The DSC technique should be viewed as a strategy for organizing qualitative data in a way that creates actionable feedback for stakeholders to consider. DSC has not been formally compared to other qualitative data coding techniques or against validated rating scales or surveys. Consistent with previous qualitative data coding methodology (e.g., Blair, 2015; Linneberg & Korsgaard, 2019), it should be assumed that modifications to the DSC technique will be necessary to meet the needs of different studies and datasets.
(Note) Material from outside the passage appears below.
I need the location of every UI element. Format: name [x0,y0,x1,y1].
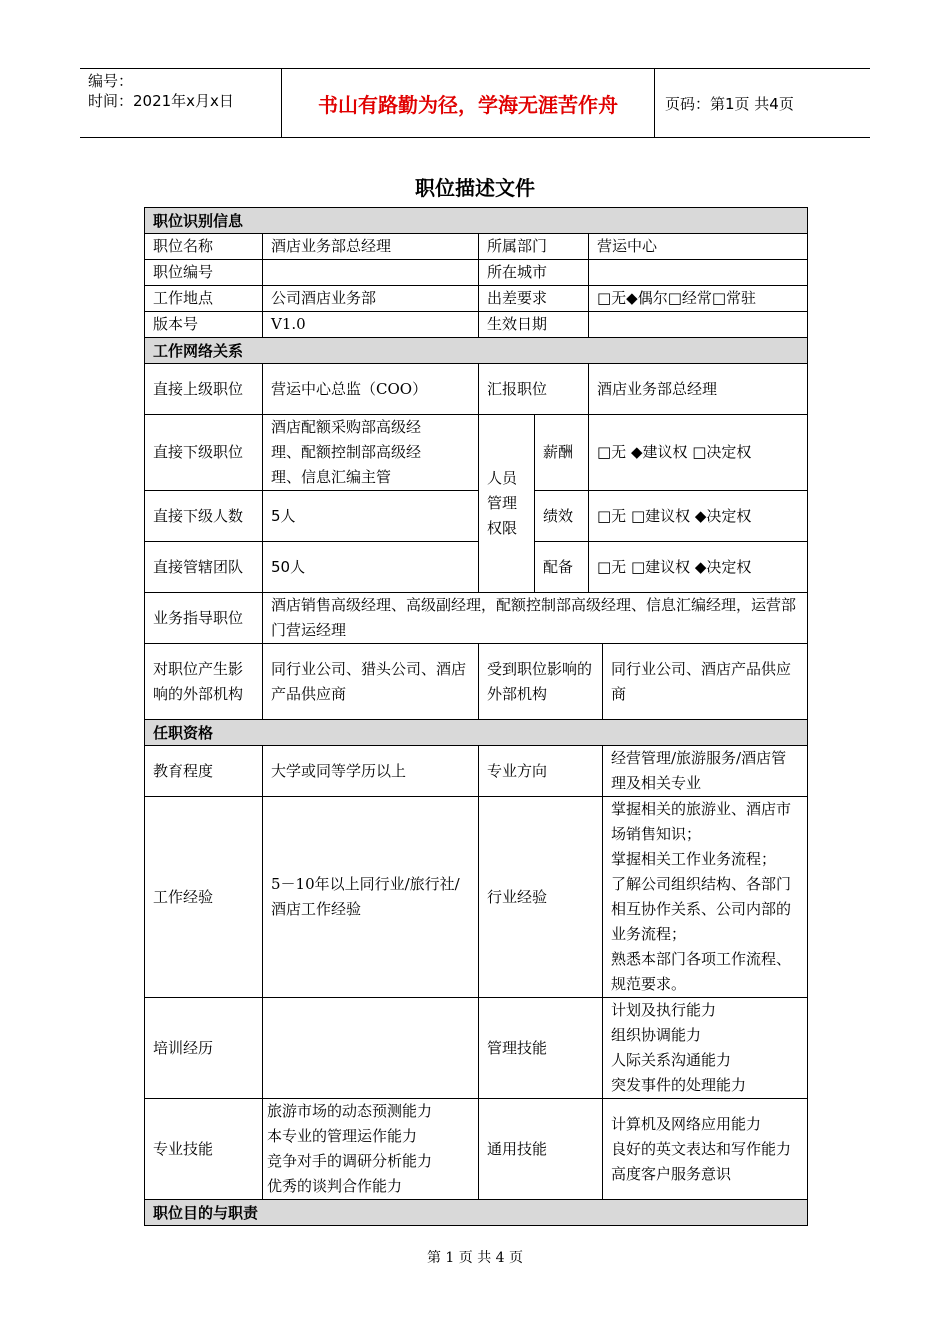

Future studies implementing DSC should compare their findings to other qualitative data coding techniques and quantitative data.
In conclusion, the NASA developed HDV FMI was used to conduct UAS flight operations in 2023. FM participants were surveyed on their user experience with the FMI, and their open-ended responses were coded with the intent of providing meaningful feedback to FMI designers and developers. Overall, using the DSC technique allowed researchers to develop a rich and detailed understanding of the FMI user experience. By organizing comments into concise, actionable feedback, researchers could systematically produce guidelines to consider when developing future iterations of the FMI.
Footnotes
Declaration of Conflicting Interests
The author(s) declared no potential conflicts of interest with respect to the research, authorship, and/or publication of this article.
Funding
The author(s) received no financial support for the research, authorship, and/or publication of this article.